A recent quote I found went something like this: "If this really was a right-wing country Republicans would make it easy to vote in Wal-Mart check-out lines."
Instead, as of early 2011, the legislatures in every Republican-led swing state except Iowa (Kudos to you, dear Iowa!) have been busy making it harder, if not impossible, for the poor, the elderly, and any indigenous minorities to vote.
Jim Crow is back but his name has been changed to "Senior Voter Fraudini".
The story the GOP has been hawking is that the American voting system is rife with untold numbers of ballots signed "Mickey Mouse", and that busloads of undocumented, sweaty field-hands have been carted in from Guadalajara just to swell the number of Democratic legislators.
In truth, there's almost no documented vote fraud. You are more likely to have the Space Shuttle land in your bathtub than find a voting error that's anything more than an honest mistake... excluding Mitt Romney who very probably committed voter fraud in 2010. If he lived in his son's basement for more than three seconds I'm Helen Gahagan.
Another aspect of the voting process that I'd like to touch on is why we deny felons the right to vote.

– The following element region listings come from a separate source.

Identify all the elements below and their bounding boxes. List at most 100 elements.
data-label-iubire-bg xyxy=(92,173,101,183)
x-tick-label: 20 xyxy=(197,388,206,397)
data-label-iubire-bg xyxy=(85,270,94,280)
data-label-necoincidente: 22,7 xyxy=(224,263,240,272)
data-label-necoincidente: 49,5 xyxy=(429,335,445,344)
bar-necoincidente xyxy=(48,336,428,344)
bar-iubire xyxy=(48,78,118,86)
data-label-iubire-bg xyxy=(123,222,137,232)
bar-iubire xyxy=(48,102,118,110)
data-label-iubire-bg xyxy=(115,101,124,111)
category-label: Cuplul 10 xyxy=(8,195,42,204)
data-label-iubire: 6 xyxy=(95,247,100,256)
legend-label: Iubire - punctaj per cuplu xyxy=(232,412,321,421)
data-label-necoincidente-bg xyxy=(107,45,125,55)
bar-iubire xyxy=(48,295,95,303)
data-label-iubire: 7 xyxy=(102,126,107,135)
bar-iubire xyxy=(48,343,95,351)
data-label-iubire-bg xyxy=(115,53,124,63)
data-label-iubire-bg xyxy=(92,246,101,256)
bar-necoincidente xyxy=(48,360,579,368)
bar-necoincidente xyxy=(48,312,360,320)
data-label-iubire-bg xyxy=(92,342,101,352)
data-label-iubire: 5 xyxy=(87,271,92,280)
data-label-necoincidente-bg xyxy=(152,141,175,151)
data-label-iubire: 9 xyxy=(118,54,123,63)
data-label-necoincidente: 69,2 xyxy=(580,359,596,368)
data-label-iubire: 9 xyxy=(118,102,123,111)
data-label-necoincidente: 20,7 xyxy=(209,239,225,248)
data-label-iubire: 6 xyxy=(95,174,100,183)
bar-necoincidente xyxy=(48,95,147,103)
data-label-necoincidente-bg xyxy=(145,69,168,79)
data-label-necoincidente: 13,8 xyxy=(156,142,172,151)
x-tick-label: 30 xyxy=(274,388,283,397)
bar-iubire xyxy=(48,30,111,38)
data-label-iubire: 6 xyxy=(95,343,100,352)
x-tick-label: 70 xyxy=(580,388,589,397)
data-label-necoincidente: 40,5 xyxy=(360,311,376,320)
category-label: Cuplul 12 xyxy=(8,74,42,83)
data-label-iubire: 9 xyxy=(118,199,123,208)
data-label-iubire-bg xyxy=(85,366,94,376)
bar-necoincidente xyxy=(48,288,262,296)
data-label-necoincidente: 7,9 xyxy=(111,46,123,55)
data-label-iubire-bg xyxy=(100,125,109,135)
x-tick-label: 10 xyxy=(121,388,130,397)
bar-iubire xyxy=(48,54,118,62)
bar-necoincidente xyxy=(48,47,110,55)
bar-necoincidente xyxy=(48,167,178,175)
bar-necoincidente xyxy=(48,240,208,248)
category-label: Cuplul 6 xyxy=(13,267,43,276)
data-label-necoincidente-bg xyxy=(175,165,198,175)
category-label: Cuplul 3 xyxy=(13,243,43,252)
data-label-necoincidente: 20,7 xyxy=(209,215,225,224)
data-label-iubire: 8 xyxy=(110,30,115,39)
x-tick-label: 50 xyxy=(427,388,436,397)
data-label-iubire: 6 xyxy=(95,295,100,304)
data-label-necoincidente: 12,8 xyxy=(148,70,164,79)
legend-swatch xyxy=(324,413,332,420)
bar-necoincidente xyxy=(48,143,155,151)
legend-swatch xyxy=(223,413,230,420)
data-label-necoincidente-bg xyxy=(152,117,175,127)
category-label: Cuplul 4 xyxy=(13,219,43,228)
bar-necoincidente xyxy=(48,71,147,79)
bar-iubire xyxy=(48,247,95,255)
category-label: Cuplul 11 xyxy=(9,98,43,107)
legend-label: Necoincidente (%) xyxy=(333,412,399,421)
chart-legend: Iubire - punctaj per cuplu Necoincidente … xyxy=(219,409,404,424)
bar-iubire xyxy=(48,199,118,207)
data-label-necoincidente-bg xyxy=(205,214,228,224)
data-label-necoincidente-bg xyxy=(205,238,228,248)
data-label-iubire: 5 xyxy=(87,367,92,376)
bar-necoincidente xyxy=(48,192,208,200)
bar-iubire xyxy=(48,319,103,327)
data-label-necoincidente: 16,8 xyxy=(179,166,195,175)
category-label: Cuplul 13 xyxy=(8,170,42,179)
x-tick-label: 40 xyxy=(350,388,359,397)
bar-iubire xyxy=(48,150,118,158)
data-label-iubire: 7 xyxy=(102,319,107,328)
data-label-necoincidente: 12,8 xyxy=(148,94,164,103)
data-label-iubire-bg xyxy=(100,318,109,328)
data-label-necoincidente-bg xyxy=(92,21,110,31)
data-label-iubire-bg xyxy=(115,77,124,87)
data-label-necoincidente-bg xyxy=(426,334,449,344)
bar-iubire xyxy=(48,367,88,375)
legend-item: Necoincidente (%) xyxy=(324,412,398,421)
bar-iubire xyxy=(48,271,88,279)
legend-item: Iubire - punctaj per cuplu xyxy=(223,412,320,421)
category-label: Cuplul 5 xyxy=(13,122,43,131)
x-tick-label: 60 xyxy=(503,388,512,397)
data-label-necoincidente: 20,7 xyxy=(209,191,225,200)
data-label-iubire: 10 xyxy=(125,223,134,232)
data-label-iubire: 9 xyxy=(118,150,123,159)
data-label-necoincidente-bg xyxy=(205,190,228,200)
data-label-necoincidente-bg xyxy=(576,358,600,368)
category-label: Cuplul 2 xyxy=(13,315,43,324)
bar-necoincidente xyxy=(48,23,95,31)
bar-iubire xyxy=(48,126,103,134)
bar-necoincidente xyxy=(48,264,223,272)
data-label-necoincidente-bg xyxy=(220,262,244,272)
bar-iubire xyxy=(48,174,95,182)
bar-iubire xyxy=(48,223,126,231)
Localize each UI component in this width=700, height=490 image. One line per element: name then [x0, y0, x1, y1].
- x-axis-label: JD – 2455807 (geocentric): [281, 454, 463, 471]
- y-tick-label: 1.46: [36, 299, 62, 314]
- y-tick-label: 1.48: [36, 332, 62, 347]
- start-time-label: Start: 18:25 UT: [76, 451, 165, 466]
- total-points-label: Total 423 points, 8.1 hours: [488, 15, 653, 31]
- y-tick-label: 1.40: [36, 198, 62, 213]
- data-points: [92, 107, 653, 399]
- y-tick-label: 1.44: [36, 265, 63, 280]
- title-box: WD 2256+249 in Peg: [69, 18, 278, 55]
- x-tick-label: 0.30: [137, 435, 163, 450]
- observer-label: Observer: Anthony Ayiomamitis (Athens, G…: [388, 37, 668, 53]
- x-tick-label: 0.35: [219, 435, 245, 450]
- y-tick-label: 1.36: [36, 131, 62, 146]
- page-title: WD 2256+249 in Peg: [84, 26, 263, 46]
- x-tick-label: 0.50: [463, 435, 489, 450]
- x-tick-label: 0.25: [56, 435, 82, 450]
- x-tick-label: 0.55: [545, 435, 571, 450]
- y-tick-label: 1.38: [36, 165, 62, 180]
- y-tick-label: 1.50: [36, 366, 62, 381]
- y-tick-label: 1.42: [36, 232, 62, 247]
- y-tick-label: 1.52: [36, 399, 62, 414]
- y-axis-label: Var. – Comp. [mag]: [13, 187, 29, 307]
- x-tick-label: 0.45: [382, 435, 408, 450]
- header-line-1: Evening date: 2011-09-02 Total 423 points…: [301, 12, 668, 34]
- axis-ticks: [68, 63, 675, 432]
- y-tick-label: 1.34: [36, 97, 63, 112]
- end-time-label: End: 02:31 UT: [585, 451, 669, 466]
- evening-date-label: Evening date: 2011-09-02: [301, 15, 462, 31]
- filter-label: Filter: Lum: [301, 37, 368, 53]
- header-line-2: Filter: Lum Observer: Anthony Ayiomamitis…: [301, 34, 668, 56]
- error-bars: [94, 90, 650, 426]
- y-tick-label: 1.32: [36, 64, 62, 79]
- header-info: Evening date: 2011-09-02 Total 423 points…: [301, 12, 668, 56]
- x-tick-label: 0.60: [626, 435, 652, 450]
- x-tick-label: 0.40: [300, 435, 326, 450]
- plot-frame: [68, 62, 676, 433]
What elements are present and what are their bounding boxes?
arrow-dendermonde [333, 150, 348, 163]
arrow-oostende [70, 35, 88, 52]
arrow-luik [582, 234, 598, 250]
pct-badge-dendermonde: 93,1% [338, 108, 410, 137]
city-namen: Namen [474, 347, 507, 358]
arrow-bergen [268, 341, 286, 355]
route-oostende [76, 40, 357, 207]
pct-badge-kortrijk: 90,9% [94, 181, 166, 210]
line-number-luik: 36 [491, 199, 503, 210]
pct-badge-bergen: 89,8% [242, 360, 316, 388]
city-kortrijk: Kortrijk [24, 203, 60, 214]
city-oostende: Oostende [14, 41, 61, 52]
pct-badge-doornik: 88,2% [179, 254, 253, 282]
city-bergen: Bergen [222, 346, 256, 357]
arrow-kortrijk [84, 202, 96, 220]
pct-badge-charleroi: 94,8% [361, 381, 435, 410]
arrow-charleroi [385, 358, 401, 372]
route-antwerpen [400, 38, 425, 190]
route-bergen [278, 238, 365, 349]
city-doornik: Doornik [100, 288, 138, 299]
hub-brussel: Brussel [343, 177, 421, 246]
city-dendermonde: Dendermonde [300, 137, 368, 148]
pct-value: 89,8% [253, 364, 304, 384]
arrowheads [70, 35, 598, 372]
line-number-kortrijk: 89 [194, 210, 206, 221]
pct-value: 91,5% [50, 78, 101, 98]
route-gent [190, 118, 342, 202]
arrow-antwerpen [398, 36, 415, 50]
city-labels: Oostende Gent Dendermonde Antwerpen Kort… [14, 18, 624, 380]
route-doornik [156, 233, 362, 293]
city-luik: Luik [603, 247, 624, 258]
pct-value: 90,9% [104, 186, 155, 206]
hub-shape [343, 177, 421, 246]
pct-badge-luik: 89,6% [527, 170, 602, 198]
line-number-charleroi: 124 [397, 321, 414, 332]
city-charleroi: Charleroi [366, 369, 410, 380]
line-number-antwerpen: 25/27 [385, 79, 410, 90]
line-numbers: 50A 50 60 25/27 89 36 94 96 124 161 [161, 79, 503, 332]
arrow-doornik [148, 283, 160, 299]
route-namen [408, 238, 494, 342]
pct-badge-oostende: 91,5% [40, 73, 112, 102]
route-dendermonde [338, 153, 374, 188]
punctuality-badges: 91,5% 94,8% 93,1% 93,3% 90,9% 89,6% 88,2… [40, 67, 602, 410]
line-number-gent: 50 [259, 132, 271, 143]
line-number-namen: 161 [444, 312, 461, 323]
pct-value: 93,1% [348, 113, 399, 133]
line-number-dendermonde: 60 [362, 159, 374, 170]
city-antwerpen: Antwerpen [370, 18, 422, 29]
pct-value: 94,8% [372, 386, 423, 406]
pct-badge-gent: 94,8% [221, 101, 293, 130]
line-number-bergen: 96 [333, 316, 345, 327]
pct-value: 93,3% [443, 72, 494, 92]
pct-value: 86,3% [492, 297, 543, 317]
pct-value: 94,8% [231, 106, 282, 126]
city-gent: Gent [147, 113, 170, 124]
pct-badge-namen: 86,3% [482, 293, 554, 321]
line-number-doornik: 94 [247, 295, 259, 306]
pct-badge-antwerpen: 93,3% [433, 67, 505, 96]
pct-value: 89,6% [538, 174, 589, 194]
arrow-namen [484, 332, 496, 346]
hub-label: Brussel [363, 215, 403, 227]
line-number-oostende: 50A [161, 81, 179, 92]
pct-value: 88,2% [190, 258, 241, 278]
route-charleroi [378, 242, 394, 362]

Is this in some absurd way supposed to prevent vast populations of arsonists, for example, from voting for pro-arson candidates? I always thought incarceration was all the penalty necessary for any felony. Is there any reason other than pure Judeo-Christian spitefulness to deny a man who's paid his debt to society the right to remove from office the very bounders who, oh, I dunno know, caused the sort of economic collapse that perhaps drove him to perform his particular desperate act in the first place?
More sinisterly, it appears that one of the results the War On Drugs has been to also disenfranchise large segments of the black population. As many as 8 percent of voting age blacks cannot now vote, as compared to 2 per cent of the general population. That's a lot of Democrats.
We all deserve a chance to make a better life for ourselves regardless of the mistakes we make and we all deserve a chance to vote, even the one's who, supposedly, still have the right.